Thank you, Bob. It's nice to see you again in your capacity with the FNA.
Let me state at the beginning—and I'm sure you probably agree—that this whole process is a travesty. It's a sham. It's a farce to think that a standing committee can deal with such a comprehensive, sweeping piece of legislation in two short evening meetings. Here is something you may not know. Even the clause-by-clause analysis of this bill has been limited to one evening session. No party is allowed to speak for more than five minutes on any clause, even if there are ten amendments on that cause. It's limited to five minutes per party, per clause. And if we're not finished by midnight, we'll be deemed to be finished and this bill will be over.
We're dealing with a done deal, so I can accept.... Even though I know you're a friend of the Canadian Wheat Board traditionally, and have been for probably your entire professional life, I understand why you're coming here with a presentation with ideas for how farmers might cope with the predictable consequences of this piece of legislation.
We're being asked to buy a pig in a poke here, Bob. We're being asked on the whim of the minister to accept this notion that the government says everything will be better for farmers if we get rid of the Wheat Board. They've never presented a single piece of documentary evidence or a single business plan. There has been no cost-benefit analysis, no studies, nothing to prove their case.
Yet their whole focus has been that they want to fast-track this to provide certainty, stability, and predictability in the marketplace. Wouldn't you agree that the best way to ensure stability, predictability, and certainly in the marketplace, in uncertain economic times internationally, would be to do nothing at all?
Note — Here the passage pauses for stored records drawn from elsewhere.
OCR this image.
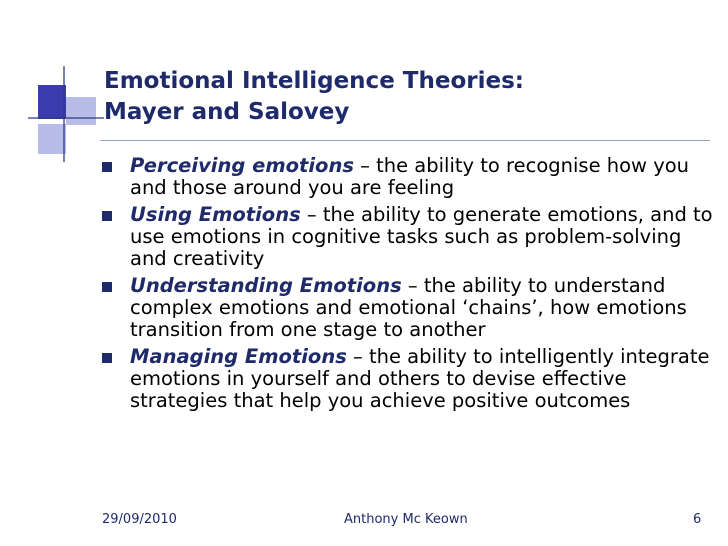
Emotional Intelligence Theories:
Mayer and Salovey
Perceiving emotions – the ability to recognise how you and those around you are feeling
Using Emotions – the ability to generate emotions, and to use emotions in cognitive tasks such as problem-solving and creativity
Understanding Emotions – the ability to understand complex emotions and emotional ‘chains’, how emotions transition from one stage to another
Managing Emotions – the ability to intelligently integrate emotions in yourself and others to devise effective strategies that help you achieve positive outcomes
29/09/2010	Anthony Mc Keown	6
Don't pull the rug out from under the Canadian Wheat Board. At least don't do it now, not this year, when we're just trying to recover from the global international crisis and possibly going into round two of a global international crisis. Why pull the rug out from underneath the rural prairie farm economy like this?
My question to you would be, as a veteran of this industry for many years, why now? Why the hurry? Can you see any rhyme or reason in this, other than the whim and the notion of an obsessed minister and his equally obsessed parliamentary secretary?